Five things worth noting:
1. End of “one-size-fits-all”. Scope 3 targets are now optional for smaller companies from low‑income countries. Others can choose between an absolute reduction target, a target for aligning suppliers/customers, or targets for specific high‑emission activities.
2. Long‑term targets are ending, five‑year cycles are arriving. Net‑zero is shifting from a distant promise to an ongoing performance commitment.
3. Scope 1 and 2 must be separated. For Scope 1, most sectors focus on moving away from fossil fuels; for Scope 2, targets are now based on physical, location‑based inventories.
4. Supplier data will need to be specific. Purchasing teams will need at least the emission intensity at the supplier level, ideally the full product carbon footprint (PCF).
5. The business case needs to be built now. The first cycle 2030–2035 requires a credible transition plan — and that will not succeed without support across the company.

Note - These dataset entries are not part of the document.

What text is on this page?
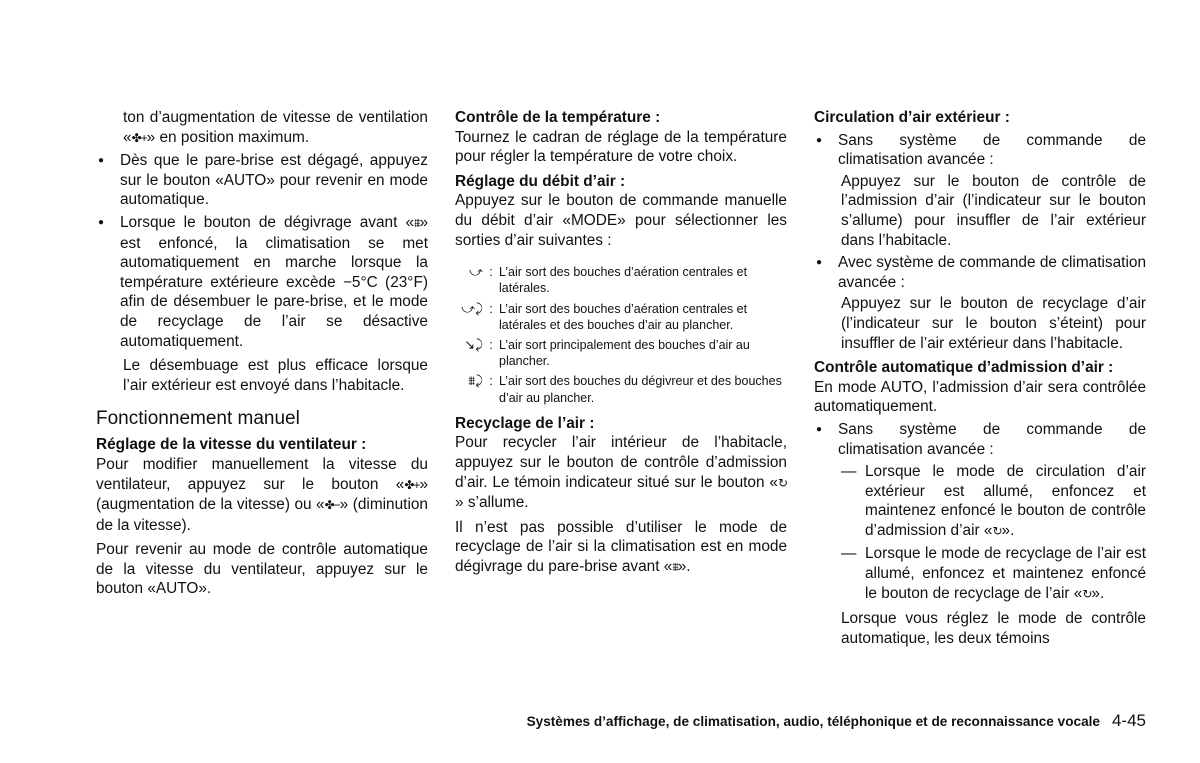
ton d’augmentation de vitesse de ventilation «✤+» en position maximum.

● Dès que le pare-brise est dégagé, appuyez sur le bouton «AUTO» pour revenir en mode automatique.

● Lorsque le bouton de dégivrage avant «⩩» est enfoncé, la climatisation se met automatiquement en marche lorsque la température extérieure excède −5°C (23°F) afin de désembuer le pare-brise, et le mode de recyclage de l’air se désactive automatiquement.

Le désembuage est plus efficace lorsque l’air extérieur est envoyé dans l’habitacle.

Fonctionnement manuel

Réglage de la vitesse du ventilateur :

Pour modifier manuellement la vitesse du ventilateur, appuyez sur le bouton «✤+» (augmentation de la vitesse) ou «✤−» (diminution de la vitesse).

Pour revenir au mode de contrôle automatique de la vitesse du ventilateur, appuyez sur le bouton «AUTO».

Contrôle de la température :

Tournez le cadran de réglage de la température pour régler la température de votre choix.

Réglage du débit d’air :

Appuyez sur le bouton de commande manuelle du débit d’air «MODE» pour sélectionner les sorties d’air suivantes :

⤻ : L’air sort des bouches d’aération centrales et latérales.
⤻⤸ : L’air sort des bouches d’aération centrales et latérales et des bouches d’air au plancher.
↘⤸ : L’air sort principalement des bouches d’air au plancher.
⩩⤸ : L’air sort des bouches du dégivreur et des bouches d’air au plancher.

Recyclage de l’air :

Pour recycler l’air intérieur de l’habitacle, appuyez sur le bouton de contrôle d’admission d’air. Le témoin indicateur situé sur le bouton «↻» s’allume.

Il n’est pas possible d’utiliser le mode de recyclage de l’air si la climatisation est en mode dégivrage du pare-brise avant «⩩».

Circulation d’air extérieur :

● Sans système de commande de climatisation avancée :

Appuyez sur le bouton de contrôle de l’admission d’air (l’indicateur sur le bouton s’allume) pour insuffler de l’air extérieur dans l’habitacle.

● Avec système de commande de climatisation avancée :

Appuyez sur le bouton de recyclage d’air (l’indicateur sur le bouton s’éteint) pour insuffler de l’air extérieur dans l’habitacle.

Contrôle automatique d’admission d’air :

En mode AUTO, l’admission d’air sera contrôlée automatiquement.

● Sans système de commande de climatisation avancée :

— Lorsque le mode de circulation d’air extérieur est allumé, enfoncez et maintenez enfoncé le bouton de contrôle d’admission d’air «↻».

— Lorsque le mode de recyclage de l’air est allumé, enfoncez et maintenez enfoncé le bouton de recyclage de l’air «↻».

Lorsque vous réglez le mode de contrôle automatique, les deux témoins

Systèmes d’affichage, de climatisation, audio, téléphonique et de reconnaissance vocale 4-45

That means being able to quantify costs and benefits.
A new development is also collective action: where individual emission reductions are not feasible, joint activities within a sector or region can be recognized (e.g., investment in local renewable energy together with other manufacturers).
Two things that follow in practice: assurance will expand from emission inventories to verifying progress claims — and the role of procurement in the net-zero strategy will grow significantly.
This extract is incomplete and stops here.